Wednesday, March 14, 2007

This random game of chance

I went to see my GP yesterday to update my referral to my fertility doctor who has now magically become my obstetrician. Apart from reassuring me a little, she sent me for some full bloodwork and a pee in a cup test. She also gave me 4 undated blood forms which I can use whenever I need to. Just knowing they are there gives me a greater feeling of control.

I really think that's a large part of the issue. In every part of my life, I have mostly been in control. At home, at work, in my study and, when I choose to, with my body. If I have wanted anything in my life, I have generally been able to work hard and get it. Achievements haven't always come easily, but they have come. My stubborness has assured that I don't give up.

But this is so different. I have tried and worked and persisted and searched. And there has been nothing I have been able to do to change the outcomes. It all seems to be so random and all I can do is just keep rolling the dice, waiting for those lucky numbers to show up.

I got my HCG result this afternoon and it was 79,451. Are those numbers lucky? Maybe. They seem to be heading in the right direction and I guess my negativity the day before would have assured me they would be nowhere. Last year, at the same stage, it was only 4000, so obviously a lot better than that.

This helps a bit today - I'm possibly feeling a little more relaxed (although believe me, it's only a little). And now I keep waiting.

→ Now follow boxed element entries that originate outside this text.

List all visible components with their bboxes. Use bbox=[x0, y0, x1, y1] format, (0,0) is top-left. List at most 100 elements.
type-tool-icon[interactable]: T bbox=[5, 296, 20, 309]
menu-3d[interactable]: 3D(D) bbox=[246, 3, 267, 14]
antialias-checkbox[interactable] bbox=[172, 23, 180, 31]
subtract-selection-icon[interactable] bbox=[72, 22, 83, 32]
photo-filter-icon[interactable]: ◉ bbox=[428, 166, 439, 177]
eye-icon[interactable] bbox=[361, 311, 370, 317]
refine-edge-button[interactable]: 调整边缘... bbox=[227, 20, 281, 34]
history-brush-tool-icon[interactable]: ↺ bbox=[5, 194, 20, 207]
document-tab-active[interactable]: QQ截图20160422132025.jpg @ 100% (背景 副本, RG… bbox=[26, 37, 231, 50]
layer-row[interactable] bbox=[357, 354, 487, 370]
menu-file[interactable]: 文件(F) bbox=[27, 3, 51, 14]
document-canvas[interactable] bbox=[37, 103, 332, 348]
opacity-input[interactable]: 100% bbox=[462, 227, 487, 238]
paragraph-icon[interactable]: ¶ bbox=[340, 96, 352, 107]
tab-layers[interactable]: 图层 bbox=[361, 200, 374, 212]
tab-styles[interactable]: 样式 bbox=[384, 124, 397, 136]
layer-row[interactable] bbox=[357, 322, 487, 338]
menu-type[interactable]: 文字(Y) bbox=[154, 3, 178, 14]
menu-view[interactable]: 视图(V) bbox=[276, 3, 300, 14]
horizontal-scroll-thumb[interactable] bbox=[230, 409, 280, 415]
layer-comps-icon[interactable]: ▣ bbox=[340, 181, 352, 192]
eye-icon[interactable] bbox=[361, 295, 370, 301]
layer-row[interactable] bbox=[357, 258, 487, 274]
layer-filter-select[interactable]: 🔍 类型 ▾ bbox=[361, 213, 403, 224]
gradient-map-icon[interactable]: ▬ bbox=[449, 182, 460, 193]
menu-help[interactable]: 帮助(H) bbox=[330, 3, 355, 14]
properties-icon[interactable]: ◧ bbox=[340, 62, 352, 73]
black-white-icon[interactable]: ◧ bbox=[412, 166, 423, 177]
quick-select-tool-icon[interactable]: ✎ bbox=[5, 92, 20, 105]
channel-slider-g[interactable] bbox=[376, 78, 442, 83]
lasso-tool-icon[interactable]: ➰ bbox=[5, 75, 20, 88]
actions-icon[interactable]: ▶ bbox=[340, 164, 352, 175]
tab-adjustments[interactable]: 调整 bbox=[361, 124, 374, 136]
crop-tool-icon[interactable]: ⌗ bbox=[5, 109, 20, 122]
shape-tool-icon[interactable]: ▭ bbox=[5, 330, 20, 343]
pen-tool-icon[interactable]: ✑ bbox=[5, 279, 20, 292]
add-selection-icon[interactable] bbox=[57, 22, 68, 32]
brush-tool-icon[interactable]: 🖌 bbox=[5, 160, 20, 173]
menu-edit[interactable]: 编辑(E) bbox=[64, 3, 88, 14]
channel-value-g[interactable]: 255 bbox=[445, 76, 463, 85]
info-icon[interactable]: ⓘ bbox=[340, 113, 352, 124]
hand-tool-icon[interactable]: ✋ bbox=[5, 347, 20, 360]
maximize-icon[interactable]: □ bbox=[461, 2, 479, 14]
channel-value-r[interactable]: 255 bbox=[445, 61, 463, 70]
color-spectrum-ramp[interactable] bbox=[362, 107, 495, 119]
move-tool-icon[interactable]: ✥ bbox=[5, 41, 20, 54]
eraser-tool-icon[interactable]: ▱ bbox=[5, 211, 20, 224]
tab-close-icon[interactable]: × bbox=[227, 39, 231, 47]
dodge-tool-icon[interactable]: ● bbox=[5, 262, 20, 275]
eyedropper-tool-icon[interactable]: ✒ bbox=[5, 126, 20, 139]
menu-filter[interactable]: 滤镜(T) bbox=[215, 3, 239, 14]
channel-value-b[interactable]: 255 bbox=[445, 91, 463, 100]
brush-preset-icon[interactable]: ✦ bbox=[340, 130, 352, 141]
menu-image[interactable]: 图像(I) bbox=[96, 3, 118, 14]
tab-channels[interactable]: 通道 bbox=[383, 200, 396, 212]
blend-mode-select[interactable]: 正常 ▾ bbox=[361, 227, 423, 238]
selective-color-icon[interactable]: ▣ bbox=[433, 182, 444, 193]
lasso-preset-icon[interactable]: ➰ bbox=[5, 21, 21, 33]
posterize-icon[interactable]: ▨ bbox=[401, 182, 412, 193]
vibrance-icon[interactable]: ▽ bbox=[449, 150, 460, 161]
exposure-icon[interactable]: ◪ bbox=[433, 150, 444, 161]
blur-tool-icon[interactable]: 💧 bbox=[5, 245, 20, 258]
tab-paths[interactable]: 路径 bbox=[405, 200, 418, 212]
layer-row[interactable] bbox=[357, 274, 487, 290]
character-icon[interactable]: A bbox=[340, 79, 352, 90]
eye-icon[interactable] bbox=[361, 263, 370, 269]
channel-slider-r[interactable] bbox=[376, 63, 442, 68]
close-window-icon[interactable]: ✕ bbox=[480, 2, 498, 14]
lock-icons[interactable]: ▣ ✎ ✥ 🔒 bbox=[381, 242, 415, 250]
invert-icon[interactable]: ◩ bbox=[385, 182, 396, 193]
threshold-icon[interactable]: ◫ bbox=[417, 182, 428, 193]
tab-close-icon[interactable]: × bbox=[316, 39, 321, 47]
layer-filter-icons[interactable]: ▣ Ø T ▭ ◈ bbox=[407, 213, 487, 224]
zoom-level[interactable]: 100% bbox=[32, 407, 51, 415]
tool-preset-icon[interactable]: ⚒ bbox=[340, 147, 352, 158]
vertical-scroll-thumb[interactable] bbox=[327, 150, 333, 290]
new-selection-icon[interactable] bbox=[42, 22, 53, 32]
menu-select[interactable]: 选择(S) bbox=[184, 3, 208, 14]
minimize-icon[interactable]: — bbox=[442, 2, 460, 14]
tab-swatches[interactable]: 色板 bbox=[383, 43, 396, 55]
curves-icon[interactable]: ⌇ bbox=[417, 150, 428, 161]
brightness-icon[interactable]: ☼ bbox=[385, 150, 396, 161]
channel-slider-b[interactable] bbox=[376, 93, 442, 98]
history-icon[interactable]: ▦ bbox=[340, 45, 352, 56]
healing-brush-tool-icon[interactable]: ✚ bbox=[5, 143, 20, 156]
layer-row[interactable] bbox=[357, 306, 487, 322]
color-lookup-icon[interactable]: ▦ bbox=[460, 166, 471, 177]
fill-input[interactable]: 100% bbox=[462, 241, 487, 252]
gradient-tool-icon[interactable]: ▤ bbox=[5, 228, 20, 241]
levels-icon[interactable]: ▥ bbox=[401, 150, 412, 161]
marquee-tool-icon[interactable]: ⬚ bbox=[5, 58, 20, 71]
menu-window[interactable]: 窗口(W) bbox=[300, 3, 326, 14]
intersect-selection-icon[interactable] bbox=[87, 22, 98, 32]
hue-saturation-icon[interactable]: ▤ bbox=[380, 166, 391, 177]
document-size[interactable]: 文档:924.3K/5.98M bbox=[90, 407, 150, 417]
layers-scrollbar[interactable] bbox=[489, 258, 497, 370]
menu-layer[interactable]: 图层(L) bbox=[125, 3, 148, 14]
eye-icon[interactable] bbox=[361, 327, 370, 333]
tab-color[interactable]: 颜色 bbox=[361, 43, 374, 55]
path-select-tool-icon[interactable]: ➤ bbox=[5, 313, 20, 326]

Hopefully I'll still feel this way tomorrow, but who knows?

All I can do is keep rolling the dice.

6 Comments:

At 5:56 am, Blogger Thalia said...

The dice are looking pretty good right now.

One quick piece of assvice if you'll forgive me? Stop with the betas. They don't really tell you much at this point. Ask your doctor for weekly scans at this point - much more inspiring and much more accurate at telling you what is happening.

 
At 8:06 am, Blogger Serenity said...

Um WOW - OMG - I can't believe I missed your posts and you went and got yourself a great big ole BFP!!! With a heartbeat and all!

I can't speak from experience, but I can imagine that abject and utter fear is normal, after everything you've been through to get to this point.

*hugs* Nothing much you can do but sit, and wait, and breathe. One step at a time.

That said, I am thrilled that you're at this point, hon!

 
At 11:24 am, Blogger Hopeful Mother said...

Yes - "you can't win if you don't play!"

I'm thrilled that things are going so well for you!

 
At 1:34 am, Blogger beagle said...

It all sounds quite good from here!

Hang in there . . . I hope the waiting stays relatively low stress for you. And congrats on making it this far . . . fingers crossed that is all stays good!

 
At 4:51 pm, Blogger Bea said...

That sounds like an incredibly lucky number to me.

Hope you can continue to relax, little by little, until eventually you even come to enjoy yourself.

Bea

 
At 3:10 pm, Blogger Baby Blues said...

"Persistence over Resistance" that's my motto. I think everyone dealing with IF is just down right stubborn. We just refuse getting stuck with BFNs and we just keep on trying. Because trying gives us control.

Those are amazing numbers! I'm praying for you.